2025 episode of Tasian

"New Year" is the thirteenth episode of the Iranian historical drama series Tasian. Written and directed by Tina Pakravan and produced by Ali Asadzadeh, the episode premiered on the Filimo streaming platform on May 9, 2025. It follows Amir Yousefinia after Shirin Nejat reveals that she is preparing to leave on a trip, prompting him to make a life-changing decision in an effort to prevent their separation.

==Plot==
Following the events of "Chaharshanbeh Suri", Shirin tells Amir that she will soon be leaving Tehran. Unable to accept the prospect of losing her, Amir becomes determined to prevent their separation, believing that time is running out for their relationship. As the New Year begins, both characters are forced to confront the consequences of the choices they have made in recent weeks.

Meanwhile, the Nejat family continues to deal with the aftermath of earlier conflicts.

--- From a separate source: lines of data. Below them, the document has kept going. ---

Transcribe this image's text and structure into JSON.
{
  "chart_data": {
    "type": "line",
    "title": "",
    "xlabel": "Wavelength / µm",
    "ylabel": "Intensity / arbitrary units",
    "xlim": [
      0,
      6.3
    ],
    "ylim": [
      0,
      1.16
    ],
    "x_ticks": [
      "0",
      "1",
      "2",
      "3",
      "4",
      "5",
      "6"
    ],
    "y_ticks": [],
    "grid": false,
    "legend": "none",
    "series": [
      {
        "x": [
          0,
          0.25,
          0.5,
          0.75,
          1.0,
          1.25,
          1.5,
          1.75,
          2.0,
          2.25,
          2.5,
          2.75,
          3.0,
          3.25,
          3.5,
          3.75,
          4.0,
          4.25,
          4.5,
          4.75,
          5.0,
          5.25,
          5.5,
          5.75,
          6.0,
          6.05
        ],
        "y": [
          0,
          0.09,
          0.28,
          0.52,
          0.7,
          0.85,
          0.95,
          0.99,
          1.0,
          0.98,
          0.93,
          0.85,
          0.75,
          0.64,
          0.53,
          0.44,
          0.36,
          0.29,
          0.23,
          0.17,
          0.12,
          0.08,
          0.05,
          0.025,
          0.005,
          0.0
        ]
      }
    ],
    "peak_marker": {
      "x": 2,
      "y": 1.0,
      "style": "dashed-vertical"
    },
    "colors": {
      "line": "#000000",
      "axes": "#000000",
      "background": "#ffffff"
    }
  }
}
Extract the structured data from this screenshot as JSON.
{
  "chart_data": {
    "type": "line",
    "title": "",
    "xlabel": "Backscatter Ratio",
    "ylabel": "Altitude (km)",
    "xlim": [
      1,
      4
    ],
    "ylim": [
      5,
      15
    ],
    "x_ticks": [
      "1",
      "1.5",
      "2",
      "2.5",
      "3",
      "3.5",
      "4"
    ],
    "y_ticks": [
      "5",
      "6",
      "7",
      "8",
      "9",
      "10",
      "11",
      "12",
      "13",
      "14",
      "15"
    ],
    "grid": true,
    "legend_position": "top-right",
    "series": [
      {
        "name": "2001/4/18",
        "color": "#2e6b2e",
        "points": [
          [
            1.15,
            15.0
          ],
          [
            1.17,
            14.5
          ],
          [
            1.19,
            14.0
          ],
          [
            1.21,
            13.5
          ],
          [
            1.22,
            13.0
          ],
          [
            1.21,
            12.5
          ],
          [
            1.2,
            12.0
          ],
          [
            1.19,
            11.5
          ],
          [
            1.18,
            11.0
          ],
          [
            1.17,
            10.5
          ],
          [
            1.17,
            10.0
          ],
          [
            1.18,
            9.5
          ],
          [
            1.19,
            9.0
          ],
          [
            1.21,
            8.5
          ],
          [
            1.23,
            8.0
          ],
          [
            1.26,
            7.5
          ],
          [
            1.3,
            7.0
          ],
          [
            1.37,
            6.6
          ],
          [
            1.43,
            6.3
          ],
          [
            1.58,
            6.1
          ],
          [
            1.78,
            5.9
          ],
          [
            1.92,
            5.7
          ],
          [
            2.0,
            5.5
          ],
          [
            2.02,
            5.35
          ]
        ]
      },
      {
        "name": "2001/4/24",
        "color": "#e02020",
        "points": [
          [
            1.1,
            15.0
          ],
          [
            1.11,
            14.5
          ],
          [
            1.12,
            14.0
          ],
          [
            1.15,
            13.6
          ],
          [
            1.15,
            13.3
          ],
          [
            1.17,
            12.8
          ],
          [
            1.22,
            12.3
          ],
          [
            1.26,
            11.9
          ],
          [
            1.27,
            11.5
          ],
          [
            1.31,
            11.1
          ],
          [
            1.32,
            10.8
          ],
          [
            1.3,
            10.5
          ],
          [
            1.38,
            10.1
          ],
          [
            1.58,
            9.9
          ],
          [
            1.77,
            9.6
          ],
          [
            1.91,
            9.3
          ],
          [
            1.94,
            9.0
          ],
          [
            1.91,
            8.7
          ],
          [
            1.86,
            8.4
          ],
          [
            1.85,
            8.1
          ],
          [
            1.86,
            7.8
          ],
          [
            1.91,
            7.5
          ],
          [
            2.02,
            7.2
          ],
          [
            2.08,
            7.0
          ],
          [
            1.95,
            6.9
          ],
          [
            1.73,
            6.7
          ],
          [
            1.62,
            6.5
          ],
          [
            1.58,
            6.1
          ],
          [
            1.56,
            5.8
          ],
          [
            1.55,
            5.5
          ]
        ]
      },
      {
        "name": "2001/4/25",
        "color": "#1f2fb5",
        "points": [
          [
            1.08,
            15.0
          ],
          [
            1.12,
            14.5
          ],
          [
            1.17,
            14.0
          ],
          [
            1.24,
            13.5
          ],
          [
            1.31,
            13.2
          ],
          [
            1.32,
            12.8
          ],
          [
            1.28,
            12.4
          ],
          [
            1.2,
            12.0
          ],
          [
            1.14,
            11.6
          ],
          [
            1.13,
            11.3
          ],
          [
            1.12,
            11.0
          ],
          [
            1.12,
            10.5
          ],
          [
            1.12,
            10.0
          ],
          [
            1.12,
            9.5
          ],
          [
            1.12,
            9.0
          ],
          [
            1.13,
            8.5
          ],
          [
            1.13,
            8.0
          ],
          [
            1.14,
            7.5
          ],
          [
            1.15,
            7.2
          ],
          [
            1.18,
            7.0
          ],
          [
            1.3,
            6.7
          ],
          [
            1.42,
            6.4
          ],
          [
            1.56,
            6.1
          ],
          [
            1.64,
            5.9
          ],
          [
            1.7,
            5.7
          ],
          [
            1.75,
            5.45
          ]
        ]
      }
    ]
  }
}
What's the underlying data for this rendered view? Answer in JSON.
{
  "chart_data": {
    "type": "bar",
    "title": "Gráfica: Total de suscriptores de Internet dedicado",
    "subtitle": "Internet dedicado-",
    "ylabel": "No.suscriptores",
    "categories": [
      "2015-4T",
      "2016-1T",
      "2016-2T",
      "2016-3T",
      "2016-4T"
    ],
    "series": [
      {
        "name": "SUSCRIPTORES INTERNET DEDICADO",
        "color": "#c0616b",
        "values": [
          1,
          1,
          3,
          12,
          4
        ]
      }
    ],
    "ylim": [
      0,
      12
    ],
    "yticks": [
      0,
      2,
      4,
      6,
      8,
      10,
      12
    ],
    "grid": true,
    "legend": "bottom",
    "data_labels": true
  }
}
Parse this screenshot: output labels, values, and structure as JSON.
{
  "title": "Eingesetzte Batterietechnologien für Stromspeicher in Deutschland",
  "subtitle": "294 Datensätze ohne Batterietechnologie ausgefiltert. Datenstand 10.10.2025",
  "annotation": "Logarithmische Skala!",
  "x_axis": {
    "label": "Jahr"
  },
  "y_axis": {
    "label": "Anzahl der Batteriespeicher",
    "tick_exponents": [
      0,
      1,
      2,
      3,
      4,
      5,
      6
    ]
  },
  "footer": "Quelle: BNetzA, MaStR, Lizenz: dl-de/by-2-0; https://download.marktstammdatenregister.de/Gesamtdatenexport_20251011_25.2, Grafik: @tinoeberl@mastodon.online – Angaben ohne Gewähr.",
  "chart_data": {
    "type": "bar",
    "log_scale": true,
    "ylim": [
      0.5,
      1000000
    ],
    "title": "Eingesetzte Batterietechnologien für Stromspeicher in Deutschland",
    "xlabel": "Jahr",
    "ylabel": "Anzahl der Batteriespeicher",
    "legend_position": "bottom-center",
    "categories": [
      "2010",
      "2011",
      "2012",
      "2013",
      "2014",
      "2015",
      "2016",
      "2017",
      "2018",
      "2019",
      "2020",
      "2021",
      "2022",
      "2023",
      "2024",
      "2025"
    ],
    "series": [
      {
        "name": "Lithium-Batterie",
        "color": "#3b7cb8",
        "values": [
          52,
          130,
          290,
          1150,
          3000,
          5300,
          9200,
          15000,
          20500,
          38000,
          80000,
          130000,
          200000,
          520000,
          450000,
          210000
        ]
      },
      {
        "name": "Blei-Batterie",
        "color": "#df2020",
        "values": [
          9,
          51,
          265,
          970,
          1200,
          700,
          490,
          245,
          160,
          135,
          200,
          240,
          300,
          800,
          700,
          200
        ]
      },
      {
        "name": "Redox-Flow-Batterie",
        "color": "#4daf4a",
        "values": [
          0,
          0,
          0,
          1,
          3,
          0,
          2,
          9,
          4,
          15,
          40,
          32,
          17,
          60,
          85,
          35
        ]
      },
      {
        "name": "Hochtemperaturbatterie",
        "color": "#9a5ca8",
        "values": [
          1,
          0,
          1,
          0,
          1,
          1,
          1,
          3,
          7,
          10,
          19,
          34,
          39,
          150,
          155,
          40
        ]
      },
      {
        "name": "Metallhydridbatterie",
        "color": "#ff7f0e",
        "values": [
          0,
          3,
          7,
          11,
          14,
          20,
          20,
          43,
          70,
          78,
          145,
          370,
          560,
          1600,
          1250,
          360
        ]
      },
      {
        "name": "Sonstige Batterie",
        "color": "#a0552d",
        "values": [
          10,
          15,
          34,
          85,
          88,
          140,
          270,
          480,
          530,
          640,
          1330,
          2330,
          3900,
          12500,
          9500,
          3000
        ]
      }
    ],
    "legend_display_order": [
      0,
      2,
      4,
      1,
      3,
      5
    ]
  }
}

Shirin finds herself torn between her family's expectations and her growing feelings for Amir, while the pressures surrounding the family's affairs leave her with little freedom to decide her own future. The uncertainty surrounding her planned departure further intensifies the emotional strain on those closest to her.

Realizing that conventional solutions are no longer sufficient, Amir makes a decisive choice that could permanently alter both his own future and Shirin's. The episode concludes by setting in motion a new phase of the narrative, as personal desires increasingly collide with family obligations and the political realities surrounding the characters.

==Production==
The episode was written and directed by Tina Pakravan and produced by Ali Asadzadeh. It forms part of the first season of Tasian, a historical romance set in Tehran during the closing years of the Pahlavi dynasty, combining a personal love story with the political and social atmosphere preceding the Iranian Revolution.

==Release==
"New Year" premiered on Filimo on May 9, 2025, as the thirteenth episode of the first season of Tasian. According to TheTVDB, the episode has a runtime of 48 minutes and continued the series' weekly Friday release schedule.